Natural gas is a fossil fuel used as a source of energy for heating, cooking, and electricity generation. It is also used as fuel for vehicles and as a chemical feedstock in the manufacture of plastics and other commercially important organic chemicals. It is a non-renewable resource.
Natural gas is found in deep underground rock formations or associated with other hydrocarbon reservoirs in coal beds and as methane clathrates. Petroleum is another resource and fossil fuel found in close proximity to and with natural gas. Most natural gas was created over time by two mechanisms: biogenic and thermogenic. Biogenic gas is created by methanogenic organisms in marshes, bogs, landfills, and shallow sediments. Deeper in the earth, at greater temperature and pressure, thermogenic gas is created from buried organic material.
When gas is associated with petroleum production it may be considered a byproduct and be burnt as flare gas. The World Bank estimates that over 150 cubic kilometers of natural gas are flared or vented annually.

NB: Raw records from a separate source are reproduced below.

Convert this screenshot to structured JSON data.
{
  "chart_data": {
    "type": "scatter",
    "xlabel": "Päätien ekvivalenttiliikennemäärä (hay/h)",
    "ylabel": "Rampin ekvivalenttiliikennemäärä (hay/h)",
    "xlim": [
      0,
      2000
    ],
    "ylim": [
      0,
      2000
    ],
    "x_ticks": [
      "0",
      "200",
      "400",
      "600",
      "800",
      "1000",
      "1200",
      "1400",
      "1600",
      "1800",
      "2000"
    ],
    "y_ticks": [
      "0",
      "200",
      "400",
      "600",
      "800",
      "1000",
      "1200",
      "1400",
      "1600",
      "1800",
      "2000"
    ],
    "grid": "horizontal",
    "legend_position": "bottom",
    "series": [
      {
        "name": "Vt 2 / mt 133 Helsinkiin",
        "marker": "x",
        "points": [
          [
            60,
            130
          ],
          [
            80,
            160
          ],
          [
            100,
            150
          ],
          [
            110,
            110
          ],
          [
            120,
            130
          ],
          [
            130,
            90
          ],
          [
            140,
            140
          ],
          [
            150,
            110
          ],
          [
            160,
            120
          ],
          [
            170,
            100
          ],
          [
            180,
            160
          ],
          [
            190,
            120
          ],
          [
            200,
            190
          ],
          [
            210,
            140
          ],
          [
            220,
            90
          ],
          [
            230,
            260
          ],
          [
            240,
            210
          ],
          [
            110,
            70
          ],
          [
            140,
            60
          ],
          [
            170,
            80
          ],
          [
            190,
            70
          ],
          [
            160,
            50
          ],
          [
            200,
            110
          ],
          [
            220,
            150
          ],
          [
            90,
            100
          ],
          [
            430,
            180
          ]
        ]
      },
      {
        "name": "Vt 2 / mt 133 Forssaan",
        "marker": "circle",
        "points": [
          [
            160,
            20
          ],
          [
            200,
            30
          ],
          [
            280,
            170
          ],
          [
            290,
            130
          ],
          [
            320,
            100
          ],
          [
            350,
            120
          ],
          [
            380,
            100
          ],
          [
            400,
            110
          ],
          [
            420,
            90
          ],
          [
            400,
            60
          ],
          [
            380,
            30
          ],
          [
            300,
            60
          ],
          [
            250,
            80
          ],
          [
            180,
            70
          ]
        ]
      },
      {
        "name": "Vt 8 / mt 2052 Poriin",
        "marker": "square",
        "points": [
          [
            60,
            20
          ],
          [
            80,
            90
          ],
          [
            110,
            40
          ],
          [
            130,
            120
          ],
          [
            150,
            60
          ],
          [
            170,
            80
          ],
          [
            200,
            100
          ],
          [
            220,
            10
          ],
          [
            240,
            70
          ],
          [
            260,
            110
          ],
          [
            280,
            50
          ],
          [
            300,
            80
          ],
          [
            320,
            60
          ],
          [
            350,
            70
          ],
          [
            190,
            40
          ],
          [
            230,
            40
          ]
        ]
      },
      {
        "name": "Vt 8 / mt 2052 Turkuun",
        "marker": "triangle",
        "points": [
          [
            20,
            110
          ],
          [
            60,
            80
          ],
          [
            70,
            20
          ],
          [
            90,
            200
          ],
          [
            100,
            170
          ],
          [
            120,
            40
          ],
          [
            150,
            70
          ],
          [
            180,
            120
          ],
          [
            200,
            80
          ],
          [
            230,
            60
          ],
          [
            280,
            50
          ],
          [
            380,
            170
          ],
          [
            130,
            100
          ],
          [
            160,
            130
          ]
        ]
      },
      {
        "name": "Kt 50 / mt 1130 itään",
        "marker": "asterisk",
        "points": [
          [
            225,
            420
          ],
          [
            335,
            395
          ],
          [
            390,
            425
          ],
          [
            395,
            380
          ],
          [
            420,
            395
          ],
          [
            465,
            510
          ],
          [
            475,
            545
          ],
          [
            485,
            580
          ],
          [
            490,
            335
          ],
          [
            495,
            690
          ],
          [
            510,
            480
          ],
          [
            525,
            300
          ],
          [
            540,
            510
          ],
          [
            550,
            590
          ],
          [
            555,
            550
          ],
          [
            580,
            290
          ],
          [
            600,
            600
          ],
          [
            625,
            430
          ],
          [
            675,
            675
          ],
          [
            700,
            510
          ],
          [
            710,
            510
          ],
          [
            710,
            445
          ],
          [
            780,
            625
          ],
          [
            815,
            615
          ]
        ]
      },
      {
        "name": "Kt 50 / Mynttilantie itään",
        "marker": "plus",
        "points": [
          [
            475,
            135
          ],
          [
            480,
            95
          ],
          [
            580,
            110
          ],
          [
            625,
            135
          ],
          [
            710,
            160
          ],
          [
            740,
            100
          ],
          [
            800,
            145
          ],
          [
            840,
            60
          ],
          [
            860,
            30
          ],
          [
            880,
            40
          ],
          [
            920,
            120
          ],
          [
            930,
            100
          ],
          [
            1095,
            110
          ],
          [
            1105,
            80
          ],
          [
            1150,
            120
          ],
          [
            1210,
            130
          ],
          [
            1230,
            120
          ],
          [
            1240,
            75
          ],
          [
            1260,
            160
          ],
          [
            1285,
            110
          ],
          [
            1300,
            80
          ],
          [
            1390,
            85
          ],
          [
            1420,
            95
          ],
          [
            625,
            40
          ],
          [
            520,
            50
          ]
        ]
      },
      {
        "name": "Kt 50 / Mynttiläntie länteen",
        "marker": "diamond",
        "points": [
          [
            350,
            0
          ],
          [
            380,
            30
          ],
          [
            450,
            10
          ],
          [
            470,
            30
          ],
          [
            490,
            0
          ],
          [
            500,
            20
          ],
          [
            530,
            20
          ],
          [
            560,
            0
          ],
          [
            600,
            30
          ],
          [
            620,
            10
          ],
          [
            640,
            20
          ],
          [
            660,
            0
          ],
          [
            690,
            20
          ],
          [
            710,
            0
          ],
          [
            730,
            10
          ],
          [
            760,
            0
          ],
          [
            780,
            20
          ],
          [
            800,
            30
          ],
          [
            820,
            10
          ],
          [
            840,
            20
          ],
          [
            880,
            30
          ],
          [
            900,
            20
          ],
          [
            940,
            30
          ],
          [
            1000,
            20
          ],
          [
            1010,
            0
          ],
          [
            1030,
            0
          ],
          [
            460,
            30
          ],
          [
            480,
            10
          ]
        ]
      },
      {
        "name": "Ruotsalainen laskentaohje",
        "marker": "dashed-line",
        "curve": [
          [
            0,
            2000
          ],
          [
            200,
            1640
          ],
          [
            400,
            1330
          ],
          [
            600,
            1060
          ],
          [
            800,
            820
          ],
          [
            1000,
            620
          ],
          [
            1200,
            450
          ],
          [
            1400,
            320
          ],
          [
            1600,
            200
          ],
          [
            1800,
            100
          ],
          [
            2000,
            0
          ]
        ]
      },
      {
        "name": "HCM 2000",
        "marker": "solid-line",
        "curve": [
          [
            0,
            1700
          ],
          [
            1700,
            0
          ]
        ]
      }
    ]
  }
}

Before natural gas can be used as a fuel, it must be processed to remove impurities, including water, to meet the specifications of marketable natural gas. The by-products of this processing include: ethane, propane, butanes, pentanes, and higher molecular weight hydrocarbons, hydrogen sulfide (which may be converted into pure sulfur), carbon dioxide, water vapor, and sometimes helium and nitrogen.
Natural gas is often informally referred to simply as "gas", especially when compared to other energy sources such as oil or coal. However, it is not to be confused with gasoline, especially in North America, where the term gasoline is often shortened in colloquial usage to gas.
Natural gas was used by the Chinese in about 500 BCE (possibly even 1000 BCE). They discovered a way to transport gas seeping from the ground in crude pipelines of bamboo to where it was used to boil salt water to extract the salt, in the Ziliujing District of Sichuan. The world's first industrial extraction of natural gas started at Fredonia, New York, United States in 1825. By 2009, 66 000 km³ (or 8%) had been used out of the total 850 000 km³ of estimated remaining recoverable reserves of natural gas. Based on an estimated 2015 world consumption rate of about 3400 km³ of gas per year, the total estimated remaining economically recoverable reserves of natural gas would last 250 years at current consumption rates. An annual increase in usage of 2–3% could result in currently recoverable reserves lasting significantly less, perhaps as few as 80 to 100 years.